Bizarre tattoos and piercings is one thing, but now “bagel-heading” body modifications are the new trend.

Bizarre foreheads might be coming your way in the form of body modifications, known as “bagel-heading,” that is becoming the new trend. A segment from the National Geographic Channel show “Taboo” revealed this new type of art at a Tokyo clinic. The procedure involves pumping saline into the forehead until a large welt forms.
The practitioner then presses a finger in the lump, giving it a bagel-like hole.
“It almost feels like something’s dripping down my head. Is there something dripping down my head?” one man asks, as a thin tube pumps nearly 400 cc’s of saline into his face. Some two hours later, after the gloved artist has pressed a gloved thumb into the swollen saline bubble, the man grabs a mirror.
The bizarre procedure isn’t permanent, and the bagel bump usually deflates in about a day as the body absorbs the saline.
These bizarre modifications are potentially dangerous, says Omar Ibrahimi, a dermatologist at the Connecticut Skin Institute and visiting assistant professor at Harvard Medical School, the risks of bagel-heading are threefold, Ibrahimi said.
The body can safely absorb normal saline solution injected under the skin, and doctors sometimes use it as a form of local anesthesia; however, “saline solution that is too concentrated can overload the body’s capacity to process salt,” Ibrahimi told Life’s Little Mysteries. If a naive bagel head were to accidentally use highly-concentrated hypertonic saline solution instead of the normal kind, for example, he or she could experience extreme dehydration of the kind that happens when you drink salt water.

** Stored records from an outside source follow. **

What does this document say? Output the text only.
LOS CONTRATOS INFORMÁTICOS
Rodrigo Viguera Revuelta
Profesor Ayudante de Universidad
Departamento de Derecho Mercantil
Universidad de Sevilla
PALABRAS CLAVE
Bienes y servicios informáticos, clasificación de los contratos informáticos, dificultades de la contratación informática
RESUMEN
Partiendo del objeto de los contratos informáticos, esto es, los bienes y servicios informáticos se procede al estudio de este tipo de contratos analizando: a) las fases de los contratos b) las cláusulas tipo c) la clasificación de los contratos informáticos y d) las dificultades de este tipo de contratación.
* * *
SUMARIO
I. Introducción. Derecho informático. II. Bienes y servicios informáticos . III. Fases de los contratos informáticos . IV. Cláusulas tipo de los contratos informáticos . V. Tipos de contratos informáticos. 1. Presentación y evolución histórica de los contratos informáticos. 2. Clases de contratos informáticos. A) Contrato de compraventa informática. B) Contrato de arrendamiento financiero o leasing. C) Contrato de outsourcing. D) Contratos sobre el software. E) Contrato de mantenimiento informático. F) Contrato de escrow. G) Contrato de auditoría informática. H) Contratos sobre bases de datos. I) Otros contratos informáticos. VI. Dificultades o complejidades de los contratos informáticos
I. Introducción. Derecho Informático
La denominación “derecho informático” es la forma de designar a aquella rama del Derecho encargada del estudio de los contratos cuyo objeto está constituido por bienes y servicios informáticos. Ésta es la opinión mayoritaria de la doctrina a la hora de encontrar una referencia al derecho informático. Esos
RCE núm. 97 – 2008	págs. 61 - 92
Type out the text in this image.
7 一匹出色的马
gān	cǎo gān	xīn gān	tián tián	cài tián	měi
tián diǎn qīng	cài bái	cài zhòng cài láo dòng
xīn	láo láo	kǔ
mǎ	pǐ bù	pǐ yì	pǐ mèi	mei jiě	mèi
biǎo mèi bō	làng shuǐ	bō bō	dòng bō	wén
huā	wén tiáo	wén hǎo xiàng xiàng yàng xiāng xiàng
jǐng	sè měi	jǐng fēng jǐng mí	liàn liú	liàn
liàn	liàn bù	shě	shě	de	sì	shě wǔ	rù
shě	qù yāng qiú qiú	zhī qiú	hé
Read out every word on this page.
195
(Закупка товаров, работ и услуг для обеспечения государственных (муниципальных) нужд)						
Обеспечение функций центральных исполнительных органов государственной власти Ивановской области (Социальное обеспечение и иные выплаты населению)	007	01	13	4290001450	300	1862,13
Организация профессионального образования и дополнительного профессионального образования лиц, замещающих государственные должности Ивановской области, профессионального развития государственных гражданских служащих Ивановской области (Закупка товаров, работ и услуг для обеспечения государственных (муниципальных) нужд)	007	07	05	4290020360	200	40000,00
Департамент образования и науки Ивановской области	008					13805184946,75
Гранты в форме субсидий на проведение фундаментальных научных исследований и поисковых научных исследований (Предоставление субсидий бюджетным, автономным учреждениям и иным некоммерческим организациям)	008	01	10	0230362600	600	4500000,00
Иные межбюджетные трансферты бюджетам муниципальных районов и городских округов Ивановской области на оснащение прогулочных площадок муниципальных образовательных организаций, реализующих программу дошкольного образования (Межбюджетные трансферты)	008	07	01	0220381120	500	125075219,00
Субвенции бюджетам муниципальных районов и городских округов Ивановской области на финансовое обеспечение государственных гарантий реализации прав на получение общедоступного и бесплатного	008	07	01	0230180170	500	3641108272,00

If the saline solution isn’t sterile, there’s “a lot of risk of bacterial or fungal infection,” Ibrahimi said. Most of the pathogens commonly found in unsterilized water can be killed off by the immune system when ingested into the digestive tract; however, the pathogens have a higher chance of gaining a foothold when escorted directly beneath the skin, such as during bagel-head surgery.
The bizarre fab might be dangerous, but some people still think it’s cool to deform their own souls.